G.P.8 Expression analysis of α-dystroglycan glycosyltransferases in distinct murine muscular dystrophies models

Abstract

Dystroglycanopathies are genetic muscular dystrophies caused by defects in the glycosylation of α-dystroglycan (DG), an important component of the dystrophin-associated glycoprotein complex (DAG). There are at least six proven or putative glycosyltransferases enzymes, related to muscle diseases, which play a role in O-mannosyl-linked glycosylation of α-DG. In order to address the roles of α-dystroglycan glycosylation in distinct pathways of muscle degeneration and during muscle development we investigated the relative expression of four of them: POMT1, POMGnT1, LARGE and FKRP, in the gastrocnemius muscle from four mouse models for muscular dystrophies: Dmdmdx, Lama2dy2J/J, Largemyd, SJL/J, as compared to normal C57Black6 lineage.
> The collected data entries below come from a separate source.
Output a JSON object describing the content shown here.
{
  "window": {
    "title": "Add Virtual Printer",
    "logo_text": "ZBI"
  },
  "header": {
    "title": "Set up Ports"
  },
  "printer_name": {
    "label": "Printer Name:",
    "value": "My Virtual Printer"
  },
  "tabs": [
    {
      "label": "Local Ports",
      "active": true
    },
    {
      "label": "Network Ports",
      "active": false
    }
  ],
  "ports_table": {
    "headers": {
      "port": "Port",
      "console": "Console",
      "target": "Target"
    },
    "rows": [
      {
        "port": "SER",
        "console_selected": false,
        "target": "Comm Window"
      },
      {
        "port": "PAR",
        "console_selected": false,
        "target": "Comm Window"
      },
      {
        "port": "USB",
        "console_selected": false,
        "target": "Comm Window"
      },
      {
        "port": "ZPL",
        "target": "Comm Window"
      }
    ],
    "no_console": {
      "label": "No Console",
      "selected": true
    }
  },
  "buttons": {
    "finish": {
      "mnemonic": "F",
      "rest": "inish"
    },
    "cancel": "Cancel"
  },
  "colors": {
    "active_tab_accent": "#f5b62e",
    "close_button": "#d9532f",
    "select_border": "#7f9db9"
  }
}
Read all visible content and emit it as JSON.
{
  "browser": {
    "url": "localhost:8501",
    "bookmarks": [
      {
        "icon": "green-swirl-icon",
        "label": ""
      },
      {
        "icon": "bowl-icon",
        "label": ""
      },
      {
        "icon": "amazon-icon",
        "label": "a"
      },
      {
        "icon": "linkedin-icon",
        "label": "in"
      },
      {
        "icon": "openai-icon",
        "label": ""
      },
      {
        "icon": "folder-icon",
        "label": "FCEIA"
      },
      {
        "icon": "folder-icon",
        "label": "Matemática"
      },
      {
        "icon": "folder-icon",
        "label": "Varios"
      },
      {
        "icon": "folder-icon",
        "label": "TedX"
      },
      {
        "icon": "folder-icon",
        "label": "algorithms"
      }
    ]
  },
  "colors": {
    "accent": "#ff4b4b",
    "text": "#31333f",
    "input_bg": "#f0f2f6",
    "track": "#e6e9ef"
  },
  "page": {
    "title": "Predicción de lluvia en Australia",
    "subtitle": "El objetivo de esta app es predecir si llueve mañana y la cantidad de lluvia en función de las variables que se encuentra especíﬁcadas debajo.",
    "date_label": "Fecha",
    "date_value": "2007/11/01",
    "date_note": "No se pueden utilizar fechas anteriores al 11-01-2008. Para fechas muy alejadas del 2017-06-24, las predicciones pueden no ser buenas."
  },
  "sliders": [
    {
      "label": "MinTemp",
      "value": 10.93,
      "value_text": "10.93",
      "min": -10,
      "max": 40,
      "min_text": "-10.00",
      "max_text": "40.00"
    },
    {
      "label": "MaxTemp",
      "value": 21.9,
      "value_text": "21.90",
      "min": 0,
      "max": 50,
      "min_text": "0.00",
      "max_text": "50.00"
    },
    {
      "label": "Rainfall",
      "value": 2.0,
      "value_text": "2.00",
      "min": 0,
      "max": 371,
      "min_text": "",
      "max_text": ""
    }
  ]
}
The study was done through real time PCR quantification, in three different ages: new born, 3 and 6months of age. In normal mice, a decreased expression with the age was observed for all genes, mainly for Fkrp and Large. In dystrophic lineages, we observed a large variation in the expression of the four glycosylation genes, as compared to normal age-matched mice. In new born, these differences were more significant and an upregulation was observed in Dmdmdx and Largemyd strains, while a downregulation, was detected in Lama2dy2J/J and SJL/J strains. In adult animals, the pattern was more close to normal mice of the same age. Our results suggest that an increase in α-dystroglycan glycosylation occurs during muscle development, and possibly also during the process of muscle regeneration. However, this process is variable in the diverse dystrophic strains. Financial support: FAPESP-CEPID, CNPq-INCT, FINEP, ABDIM.